1. Import Necessary Modules
from fastai.vision.all import *
First, we import all the necessary modules and functions from the fastai.vision
library, which provides a high-level API for computer vision tasks.
2. Define Dataset Path
You can download the dataset from here.
path = Path('flowers')
We create a Path
object pointing to the directory named 'flowers', which contains the flower image dataset we'll be working with.
3. Create Data Block
dls = DataBlock(
blocks=(ImageBlock, CategoryBlock),
get_items=get_image_files,
splitter=RandomSplitter(valid_pct=0.2, seed=42),
get_y=parent_label,
item_tfms=[Resize(224, method='squish')]
).dataloaders(path)
This step is crucial for loading and preprocessing the data. We create a `DataBlock` object, which handles these tasks. Here's what each parameter does:
- blocks=(ImageBlock, CategoryBlock): Specifies that the data consists of images and categories.
- get_items=get_image_files: The function to use for getting the image file paths.
- splitter=RandomSplitter(valid_pct=0.2, seed=42): Splits the data into training and validation sets, with 20% of the data used for validation. The `seed=42` ensures reproducibility.
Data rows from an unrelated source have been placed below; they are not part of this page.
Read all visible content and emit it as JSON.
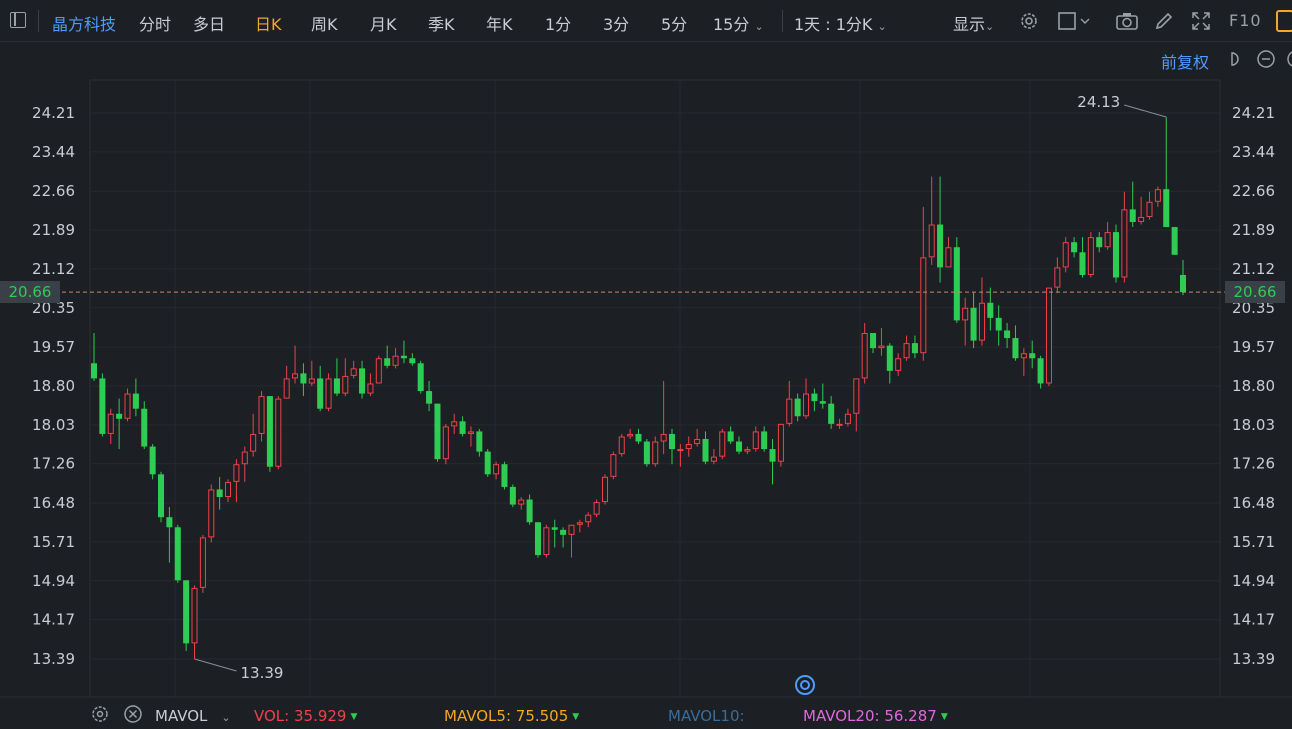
{
  "toolbar": {
    "stock_name": "晶方科技",
    "periods": [
      "分时",
      "多日",
      "日K",
      "周K",
      "月K",
      "季K",
      "年K",
      "1分",
      "3分",
      "5分",
      "15分"
    ],
    "active_period": "日K",
    "interval_select": "1天 : 1分K",
    "display_label": "显示",
    "f10_label": "F10",
    "icons": [
      "panel-icon",
      "settings-gear-icon",
      "checkbox-icon",
      "camera-icon",
      "pencil-icon",
      "fullscreen-icon"
    ]
  },
  "chart_header": {
    "adjust_label": "前复权",
    "icons": [
      "undo-icon",
      "minus-circle-icon"
    ]
  },
  "chart_data": {
    "type": "candlestick",
    "y_ticks": [
      "24.21",
      "23.44",
      "22.66",
      "21.89",
      "21.12",
      "20.35",
      "19.57",
      "18.80",
      "18.03",
      "17.26",
      "16.48",
      "15.71",
      "14.94",
      "14.17",
      "13.39"
    ],
    "ylim": [
      13.39,
      24.21
    ],
    "current_price": "20.66",
    "high_label": "24.13",
    "low_label": "13.39",
    "up_color": "#f0414a",
    "down_color": "#2ecc52",
    "candles": [
      [
        19.25,
        18.95,
        19.85,
        18.9
      ],
      [
        18.95,
        17.85,
        19.05,
        17.8
      ],
      [
        17.85,
        18.25,
        18.35,
        17.65
      ],
      [
        18.25,
        18.15,
        18.55,
        17.55
      ],
      [
        18.15,
        18.65,
        18.75,
        18.1
      ],
      [
        18.65,
        18.35,
        18.95,
        18.2
      ],
      [
        18.35,
        17.6,
        18.5,
        17.55
      ],
      [
        17.6,
        17.05,
        17.65,
        16.95
      ],
      [
        17.05,
        16.2,
        17.1,
        16.1
      ],
      [
        16.2,
        16.0,
        16.4,
        15.3
      ],
      [
        16.0,
        14.95,
        16.05,
        14.9
      ],
      [
        14.95,
        13.7,
        14.95,
        13.55
      ],
      [
        13.7,
        14.8,
        14.85,
        13.39
      ],
      [
        14.8,
        15.8,
        15.85,
        14.7
      ],
      [
        15.8,
        16.75,
        16.85,
        15.7
      ],
      [
        16.75,
        16.6,
        17.0,
        16.35
      ],
      [
        16.6,
        16.9,
        16.95,
        16.5
      ],
      [
        16.9,
        17.25,
        17.35,
        16.5
      ],
      [
        17.25,
        17.5,
        17.6,
        16.9
      ],
      [
        17.5,
        17.85,
        18.25,
        17.4
      ],
      [
        17.85,
        18.6,
        18.7,
        17.7
      ],
      [
        18.6,
        17.2,
        18.6,
        17.1
      ],
      [
        17.2,
        18.55,
        18.6,
        17.15
      ],
      [
        18.55,
        18.95,
        19.2,
        18.55
      ],
      [
        18.95,
        19.05,
        19.6,
        18.85
      ],
      [
        19.05,
        18.85,
        19.25,
        18.6
      ],
      [
        18.85,
        18.95,
        19.3,
        18.8
      ],
      [
        18.95,
        18.35,
        19.2,
        18.3
      ],
      [
        18.35,
        18.95,
        19.05,
        18.3
      ],
      [
        18.95,
        18.65,
        19.35,
        18.6
      ],
      [
        18.65,
        19.0,
        19.35,
        18.6
      ],
      [
        19.0,
        19.15,
        19.3,
        18.95
      ],
      [
        19.15,
        18.65,
        19.3,
        18.55
      ],
      [
        18.65,
        18.85,
        19.05,
        18.6
      ],
      [
        18.85,
        19.35,
        19.4,
        18.85
      ],
      [
        19.35,
        19.2,
        19.6,
        19.15
      ],
      [
        19.2,
        19.4,
        19.55,
        19.15
      ],
      [
        19.4,
        19.35,
        19.7,
        19.25
      ],
      [
        19.35,
        19.25,
        19.45,
        19.2
      ],
      [
        19.25,
        18.7,
        19.3,
        18.65
      ],
      [
        18.7,
        18.45,
        18.9,
        18.3
      ],
      [
        18.45,
        17.35,
        18.45,
        17.3
      ],
      [
        17.35,
        18.0,
        18.05,
        17.25
      ],
      [
        18.0,
        18.1,
        18.25,
        17.85
      ],
      [
        18.1,
        17.85,
        18.2,
        17.8
      ],
      [
        17.85,
        17.9,
        18.0,
        17.6
      ],
      [
        17.9,
        17.5,
        17.95,
        17.4
      ],
      [
        17.5,
        17.05,
        17.55,
        17.0
      ],
      [
        17.05,
        17.25,
        17.3,
        16.95
      ],
      [
        17.25,
        16.8,
        17.3,
        16.75
      ],
      [
        16.8,
        16.45,
        16.85,
        16.4
      ],
      [
        16.45,
        16.55,
        16.6,
        16.35
      ],
      [
        16.55,
        16.1,
        16.65,
        16.05
      ],
      [
        16.1,
        15.45,
        16.1,
        15.4
      ],
      [
        15.45,
        16.0,
        16.05,
        15.4
      ],
      [
        16.0,
        15.95,
        16.15,
        15.6
      ],
      [
        15.95,
        15.85,
        16.0,
        15.6
      ],
      [
        15.85,
        16.05,
        16.05,
        15.4
      ],
      [
        16.05,
        16.1,
        16.15,
        15.9
      ],
      [
        16.1,
        16.25,
        16.3,
        16.0
      ],
      [
        16.25,
        16.5,
        16.55,
        16.2
      ],
      [
        16.5,
        17.0,
        17.05,
        16.45
      ],
      [
        17.0,
        17.45,
        17.5,
        16.95
      ],
      [
        17.45,
        17.8,
        17.85,
        17.4
      ],
      [
        17.8,
        17.85,
        17.95,
        17.75
      ],
      [
        17.85,
        17.7,
        17.95,
        17.65
      ],
      [
        17.7,
        17.25,
        17.75,
        17.2
      ],
      [
        17.25,
        17.7,
        17.8,
        17.2
      ],
      [
        17.7,
        17.85,
        18.9,
        17.45
      ],
      [
        17.85,
        17.55,
        17.95,
        17.25
      ],
      [
        17.55,
        17.55,
        17.65,
        17.2
      ],
      [
        17.55,
        17.65,
        17.8,
        17.4
      ],
      [
        17.65,
        17.75,
        17.95,
        17.6
      ],
      [
        17.75,
        17.3,
        17.9,
        17.25
      ],
      [
        17.3,
        17.4,
        17.55,
        17.25
      ],
      [
        17.4,
        17.9,
        17.95,
        17.35
      ],
      [
        17.9,
        17.7,
        18.0,
        17.65
      ],
      [
        17.7,
        17.5,
        17.8,
        17.45
      ],
      [
        17.5,
        17.55,
        17.6,
        17.45
      ],
      [
        17.55,
        17.9,
        18.0,
        17.5
      ],
      [
        17.9,
        17.55,
        18.0,
        17.5
      ],
      [
        17.55,
        17.3,
        17.75,
        16.85
      ],
      [
        17.3,
        18.05,
        18.05,
        17.2
      ],
      [
        18.05,
        18.55,
        18.9,
        18.0
      ],
      [
        18.55,
        18.2,
        18.65,
        18.1
      ],
      [
        18.2,
        18.65,
        18.95,
        18.15
      ],
      [
        18.65,
        18.5,
        18.75,
        18.3
      ],
      [
        18.5,
        18.45,
        18.85,
        18.35
      ],
      [
        18.45,
        18.05,
        18.6,
        17.95
      ],
      [
        18.05,
        18.05,
        18.15,
        17.95
      ],
      [
        18.05,
        18.25,
        18.35,
        18.0
      ],
      [
        18.25,
        18.95,
        18.95,
        17.9
      ],
      [
        18.95,
        19.85,
        20.05,
        18.85
      ],
      [
        19.85,
        19.55,
        19.85,
        19.45
      ],
      [
        19.55,
        19.6,
        19.95,
        19.4
      ],
      [
        19.6,
        19.1,
        19.65,
        18.85
      ],
      [
        19.1,
        19.35,
        19.45,
        19.0
      ],
      [
        19.35,
        19.65,
        19.8,
        19.3
      ],
      [
        19.65,
        19.45,
        19.8,
        19.35
      ],
      [
        19.45,
        21.35,
        22.35,
        19.3
      ],
      [
        21.35,
        22.0,
        22.95,
        21.2
      ],
      [
        22.0,
        21.15,
        22.95,
        20.85
      ],
      [
        21.15,
        21.55,
        21.75,
        21.35
      ],
      [
        21.55,
        20.1,
        21.75,
        20.05
      ],
      [
        20.1,
        20.35,
        20.55,
        19.6
      ],
      [
        20.35,
        19.7,
        20.65,
        19.55
      ],
      [
        19.7,
        20.45,
        20.95,
        19.6
      ],
      [
        20.45,
        20.15,
        20.75,
        19.9
      ],
      [
        20.15,
        19.9,
        20.4,
        19.6
      ],
      [
        19.9,
        19.75,
        20.05,
        19.55
      ],
      [
        19.75,
        19.35,
        20.0,
        19.3
      ],
      [
        19.35,
        19.45,
        19.55,
        19.0
      ],
      [
        19.45,
        19.35,
        19.7,
        19.15
      ],
      [
        19.35,
        18.85,
        19.4,
        18.75
      ],
      [
        18.85,
        20.75,
        20.75,
        18.8
      ],
      [
        20.75,
        21.15,
        21.35,
        20.65
      ],
      [
        21.15,
        21.65,
        21.75,
        21.05
      ],
      [
        21.65,
        21.45,
        21.75,
        21.35
      ],
      [
        21.45,
        21.0,
        21.75,
        20.95
      ],
      [
        21.0,
        21.75,
        21.85,
        20.95
      ],
      [
        21.75,
        21.55,
        21.85,
        21.45
      ],
      [
        21.55,
        21.85,
        22.05,
        21.5
      ],
      [
        21.85,
        20.95,
        22.0,
        20.85
      ],
      [
        20.95,
        22.3,
        22.65,
        20.85
      ],
      [
        22.3,
        22.05,
        22.85,
        21.95
      ],
      [
        22.05,
        22.15,
        22.55,
        22.0
      ],
      [
        22.15,
        22.45,
        22.65,
        22.1
      ],
      [
        22.45,
        22.7,
        22.75,
        22.35
      ],
      [
        22.7,
        21.95,
        24.13,
        21.95
      ],
      [
        21.95,
        21.4,
        21.95,
        21.4
      ],
      [
        21.0,
        20.66,
        21.3,
        20.6
      ]
    ]
  },
  "indicators": {
    "name": "MAVOL",
    "vol_label": "VOL: 35.929",
    "mavol5_label": "MAVOL5: 75.505",
    "mavol10_label": "MAVOL10:",
    "mavol20_label": "MAVOL20: 56.287",
    "vol_color": "#f0414a",
    "mavol5_color": "#f5a623",
    "mavol10_color": "#3a6e9a",
    "mavol20_color": "#e266e0"
  }
}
- get_y=parent_label: The function to use for getting the label (category) of each image, which is assumed to be the name of the parent directory.
- item_tfms=[Resize(224, method='squish')]: Applies a transformation to each image by resizing it to 224x224 pixels using the 'squish' method, which preserves the aspect ratio.
- .dataloaders(path): Creates the actual data loaders using the specified `path` for the dataset.
4. Display Sample Data
dls.show_batch(max_n=6)
This command displays a batch of 6 images from the dataset, along with their labels, allowing us to visually inspect the data.
5. Choose a Pre-trained Model
For this tutorial, we'll employ transfer learning, a powerful technique that leverages knowledge gained from solving one problem and applies it to a different but related problem. Specifically, we'll use a pre-trained model that has been trained on a large dataset (such as ImageNet for computer vision tasks) and fine-tune it on our flower image dataset.
We'll use the DenseNet architecture, short for Densely Connected Convolutional Networks, which is an innovative deep learning architecture that has demonstrated remarkable performance and efficient utilization of computational resources in computer vision and image classification tasks.
6. Create Learner and Fine-tune
learn = vision_learner(dls, densenet121, metrics=accuracy)
learn.fine_tune(10)
We create a Learner
object, which is responsible for training the model. The vision_learner
function takes the following arguments:
- dls: The data loaders created earlier.
- densenet121: The pre-trained DenseNet-121 model to use as the starting point.
- metrics=accuracy: The metric to use for evaluating the model's performance (in this case, accuracy).
Then, we fine-tune the pre-trained model on the flower image dataset for 10 epochs (iterations over the entire dataset).
7. Evaluate Model Performance
final_accuracy = learn.recorder.final_record[2]
print(f"Final Accuracy: {final_accuracy:.2f}")
After fine-tuning, we access the final accuracy achieved by the model and print it out.
8. Visualize Results
interp = ClassificationInterpretation.from_learner(learn)
interp.plot_confusion_matrix(figsize=(15, 20))
learn.show_results(max_n=20)
These lines create a ClassificationInterpretation
object from the trained Learner
and plot the confusion matrix for the model's predictions on the validation set. Additionally, we display the top 20 predictions made by the model on the validation set, along with the ground truth labels.
9. Export Model
learn.export(f'model.pkl')
Finally, we export the trained model to a file named 'model.pkl' for future use.
This step-by-step guide demonstrates how to leverage the powerful fastai library for computer vision tasks, specifically training an image classification model on a flower image dataset using transfer learning and the DenseNet architecture.